Democratic state representatives in Minnesota began a sit-in in their house chamber on Thursday night after the Republican speaker failed to put a gun violence prevention bill up for a vote.
The Minnesota Star Tribune reported the sit-in began at about 9pm local time.
Samantha Sencer-Mura, a Democratic representative from Minneapolis, first announced the plan on Wednesday from the floor of the state’s house of representatives, giving speaker Lisa Demuth, a candidate for governor, 24 hours to give the bill a vote before the sit-in would start.
The Minnesota senate, controlled by Democrats, narrowly passed the gun violence prevention omnibus earlier this month. The house, where there is a 67-67 vote tie and a Republican speaker in charge, has so far not taken up the bill.
The push for new gun laws came after a school shooting at Annunciation Catholic church last August, where two students were killed and others injured during a school-wide mass. Minnesota also saw the killings of state lawmaker Melissa Hortman and her husband, and the shootings of state lawmaker John Hoffman and his wife, last summer.
The parents of Harper Moyski, a 10-year-old killed in the Annunciation shooting, and other Annunciation students and families have advocated for changes to state laws to prevent gun violence. Fletcher Merkel, 8, was also killed in the shooting.
The bill includes bans on semi-automatic military-style assault weapons and large-capacity magazines, regulations on safe storage of firearms, a ghost-gun ban, modifications for risk protection orders, and provisions for schools to implement threat reporting systems, among other new policies.
Sencer-Mura had set a deadline of 5pm on Thursday. A procedural motion to bring the bill to a vote failed just before 9pm.

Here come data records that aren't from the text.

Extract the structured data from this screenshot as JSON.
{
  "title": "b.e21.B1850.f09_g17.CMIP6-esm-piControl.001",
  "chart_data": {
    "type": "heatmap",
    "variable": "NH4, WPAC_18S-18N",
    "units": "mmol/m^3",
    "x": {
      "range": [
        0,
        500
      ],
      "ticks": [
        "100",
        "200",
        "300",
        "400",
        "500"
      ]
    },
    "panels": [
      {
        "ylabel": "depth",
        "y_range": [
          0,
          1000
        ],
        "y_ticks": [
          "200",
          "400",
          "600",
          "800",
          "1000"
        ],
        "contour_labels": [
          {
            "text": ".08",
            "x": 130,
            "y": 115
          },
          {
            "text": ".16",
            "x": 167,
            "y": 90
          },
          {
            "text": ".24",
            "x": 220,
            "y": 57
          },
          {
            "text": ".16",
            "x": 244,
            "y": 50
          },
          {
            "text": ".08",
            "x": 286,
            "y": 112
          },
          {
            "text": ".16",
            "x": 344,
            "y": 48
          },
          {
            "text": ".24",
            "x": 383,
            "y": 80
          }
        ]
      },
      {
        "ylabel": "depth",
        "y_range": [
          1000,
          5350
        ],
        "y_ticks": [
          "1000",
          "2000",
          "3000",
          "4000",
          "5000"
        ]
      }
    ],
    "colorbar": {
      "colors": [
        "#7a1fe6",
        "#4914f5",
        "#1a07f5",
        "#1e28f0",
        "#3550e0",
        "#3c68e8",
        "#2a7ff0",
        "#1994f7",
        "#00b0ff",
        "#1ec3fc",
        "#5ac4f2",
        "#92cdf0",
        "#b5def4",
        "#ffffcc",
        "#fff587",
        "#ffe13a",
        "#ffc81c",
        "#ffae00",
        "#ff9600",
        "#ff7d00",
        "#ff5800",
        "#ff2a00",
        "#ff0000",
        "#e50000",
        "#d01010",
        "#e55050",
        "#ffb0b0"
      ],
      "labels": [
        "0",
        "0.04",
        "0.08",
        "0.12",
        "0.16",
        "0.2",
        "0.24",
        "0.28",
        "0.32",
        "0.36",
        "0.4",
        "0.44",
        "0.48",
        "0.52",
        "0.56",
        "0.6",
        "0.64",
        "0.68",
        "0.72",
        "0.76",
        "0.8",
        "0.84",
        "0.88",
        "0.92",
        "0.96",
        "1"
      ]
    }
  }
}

The lawmakers participating in the sit-in intended to stay in the chamber overnight, Sencer-Mura said. The local Fox affiliate reported that about 20 Democratic lawmakers intended to participate.
“What is speaker Lisa Demuth so afraid of? The very fact that she’s breaking her promise to Annunciation families to not block the bill from coming to the floor, tells me that she’s afraid it will pass,” Sencer-Mura said in a statement. “She’s afraid that her members are hearing their constituents, and are going to choose to be on the right side of history.
“This is a serious action to fight for serious solutions. Minnesotans deserve to be safe.”
Demuth’s office was contacted for comment.
Also on Thursday, proponents for the gun violence prevention bill delivered a petition by Everytown with more than 7,000 signatures that calls for passing the bill. Students and gun violence survivors spent the day at the state capitol meeting with lawmakers to advocate for the bill’s passage.
Over the past week, advocates for the bill have held actions to call attention to the bill, including a role-play by medical professionals simulating the aftermath of a gunshot injury, a “sing-in” and a pray-in.
The governor, Tim Walz, a Democrat, has pushed for the gun control measures.
Demuth, whose four children were on the school campus during a 2003 school shooting in Cold Spring, Minnesota, has said gun bans are not the right response to the Annunciation shooting.
“When I saw the governor come out and immediately go to gun bans, I thought ... oh, this is not the answer,” Demuth told the Minnesota Star Tribune in April. “This is not going to bring these kids back and that’s all these families want.”
Mike Moyski and Jackie Flavin, the parents of Harper Moyski, have talked with Demuth and many other lawmakers as they have pushed for new gun violence prevention laws. They told the Star Tribune that they asked Demuth whether she would allow a bill that banned assault weapons and high-capacity magazines to be put to a vote on the house floor, and that she had told them she would.
Demuth has previously said the bill needed to pass through committees before it could come to the floor. She told a Democratic lawmaker who asked on Wednesday when it would be moving that it was “being reviewed and it will move through at the appropriate time”.
Minnesota’s legislature is in the final days of its legislative session, with adjournment scheduled for 18 May.
The Minnesota Gun Owners Caucus, a pro-gun lobby group, has opposed the bill. In a post on Twitter about the plan for a sit-in, the group said: “Apparently, constitutional rights are now subject to political performance art. No amount of floor theater changes the constitution.”
Erin Maye Quade, a state senator, held a 24-hour sit-in in 2018 when she was a state representative over a lack of action on gun control measures. It ultimately did not lead to new laws to control guns.